I don’t understand why or how people say traveling is a waste of your potential or that’s it’s selfish.
Traveling provides so much education, compassion for other cultures and most of all appreciation for our beautiful earth.
Dare I say, i think going back to college or working for a full time corporation would be the true waste of your potential. The gifts you’ve given us women on retreat, the love you share and spread through your blog, the inspiration you give to thousands… you are changing lives! That’s living up to your incredible potential !!!

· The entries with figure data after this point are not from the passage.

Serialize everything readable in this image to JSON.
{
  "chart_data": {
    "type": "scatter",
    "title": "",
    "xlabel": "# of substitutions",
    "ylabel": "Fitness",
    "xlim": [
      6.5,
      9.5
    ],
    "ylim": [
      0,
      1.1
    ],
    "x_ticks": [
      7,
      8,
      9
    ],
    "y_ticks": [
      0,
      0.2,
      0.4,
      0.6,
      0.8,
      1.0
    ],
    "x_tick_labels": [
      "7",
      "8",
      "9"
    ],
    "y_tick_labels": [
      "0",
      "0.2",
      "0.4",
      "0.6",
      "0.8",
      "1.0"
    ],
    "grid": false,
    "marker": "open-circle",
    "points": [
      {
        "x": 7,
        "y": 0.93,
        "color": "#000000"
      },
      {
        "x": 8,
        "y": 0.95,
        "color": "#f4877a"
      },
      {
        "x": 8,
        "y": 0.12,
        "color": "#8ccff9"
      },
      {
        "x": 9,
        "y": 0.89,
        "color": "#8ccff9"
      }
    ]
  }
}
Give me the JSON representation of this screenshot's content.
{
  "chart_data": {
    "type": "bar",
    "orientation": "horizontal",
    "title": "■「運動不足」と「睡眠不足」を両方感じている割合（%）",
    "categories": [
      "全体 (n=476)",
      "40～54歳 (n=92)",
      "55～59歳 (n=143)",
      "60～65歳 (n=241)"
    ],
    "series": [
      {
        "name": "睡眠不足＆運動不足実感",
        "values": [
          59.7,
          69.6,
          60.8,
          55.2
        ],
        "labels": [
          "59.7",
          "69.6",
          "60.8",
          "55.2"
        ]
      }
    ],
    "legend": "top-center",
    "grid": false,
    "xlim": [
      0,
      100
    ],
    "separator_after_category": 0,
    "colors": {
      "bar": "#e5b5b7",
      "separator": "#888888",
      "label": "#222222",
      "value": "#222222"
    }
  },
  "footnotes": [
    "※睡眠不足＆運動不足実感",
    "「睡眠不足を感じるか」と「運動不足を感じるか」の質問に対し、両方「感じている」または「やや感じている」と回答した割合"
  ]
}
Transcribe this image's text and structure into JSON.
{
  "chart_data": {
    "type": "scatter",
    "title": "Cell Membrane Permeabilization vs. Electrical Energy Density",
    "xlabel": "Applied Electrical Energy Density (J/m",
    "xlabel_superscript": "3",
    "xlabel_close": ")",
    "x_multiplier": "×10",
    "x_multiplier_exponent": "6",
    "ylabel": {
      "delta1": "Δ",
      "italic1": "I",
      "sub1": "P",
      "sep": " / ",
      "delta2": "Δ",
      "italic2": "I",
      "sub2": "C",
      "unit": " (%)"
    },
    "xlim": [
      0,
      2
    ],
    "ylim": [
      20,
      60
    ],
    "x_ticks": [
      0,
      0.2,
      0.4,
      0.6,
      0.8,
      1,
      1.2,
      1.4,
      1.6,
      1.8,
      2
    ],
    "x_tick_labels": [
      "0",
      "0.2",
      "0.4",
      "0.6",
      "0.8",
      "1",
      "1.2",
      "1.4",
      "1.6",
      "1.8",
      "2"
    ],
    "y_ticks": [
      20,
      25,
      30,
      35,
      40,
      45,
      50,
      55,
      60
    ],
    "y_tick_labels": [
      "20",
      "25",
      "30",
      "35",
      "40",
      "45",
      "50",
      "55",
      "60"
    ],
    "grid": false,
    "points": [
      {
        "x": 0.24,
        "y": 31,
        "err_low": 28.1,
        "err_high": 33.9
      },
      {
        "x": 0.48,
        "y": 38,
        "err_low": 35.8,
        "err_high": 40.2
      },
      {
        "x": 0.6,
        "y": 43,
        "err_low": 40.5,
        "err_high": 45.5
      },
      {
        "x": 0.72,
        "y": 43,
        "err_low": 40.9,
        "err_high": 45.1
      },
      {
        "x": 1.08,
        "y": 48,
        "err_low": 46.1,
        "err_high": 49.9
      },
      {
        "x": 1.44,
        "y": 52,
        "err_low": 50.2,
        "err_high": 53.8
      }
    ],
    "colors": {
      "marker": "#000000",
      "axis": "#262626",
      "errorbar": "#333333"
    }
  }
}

And I can’t thank you enough for it
Love you!
Elicia
Awwww sister I love you SOOOOO much. Thank you for being you <3
Dear dear Camille!
What a post! You nailed it for me! I have climbed the career steps. I am using my talents as society requires. But even then people feel like they could tell you to do more. Work more. Become a professor. Have children… Blablabla. Last year I felt so trapped I took six months off.
Left my husband and cat at home. Followed the wind kitesurfing. It was a huge challenge and made me grow in a very special way that
university will never do. It was an unforgettable experience that is so precious that no money in the world could compensate for!
Do not ever again worry about your talents! You are such a good writer and photographer- you inspire me every time you post. Imagine! I am just some 39 yr old lady from Germany! And you have the power to inspire me and so many others around the world! What an impact! How many lives you save! And by the way: it is so much easier to live the “normal” western life than creating your own! Than truly listen to your wildest dreams and live them! You can be very proud of you! Please keep doing what you are doing and being what you are. And changing. See u in Costa Rica one day! A big hug from lake zuerich!
Sabine thank you so much for your sweet and encouraging comment. I’m so glad to hear that you are asking yourself these questions and expanding yourself and your life. What a courageous journey you are on. Sending you so much love xx
Hey American Girl! Great article! I can totally relate. I lived in Bocas on and off for 5 years and live a life of travel. All the while my friends are doing their thing and giving me grief about when I am ever goona get a real job and settle down. My response to them is settle down is not in my vocabulary!
One thing I think is completely relevant to add, especially today, is travel is a way for us to experience other cultures, understand them and our global struggles, work together towards our global goals, and spread love and happiness!
The problems we are facing in America today is actually a lack of international experience and a lack of global understanding. So all in all I’d say what you are doing is actually contributing to the greater good! Inspiring others to travel, always sharing positive vibes and tips on healthy living, etc. You go girl! And besides, NYC will always be there if you decide to take on the challenge one day!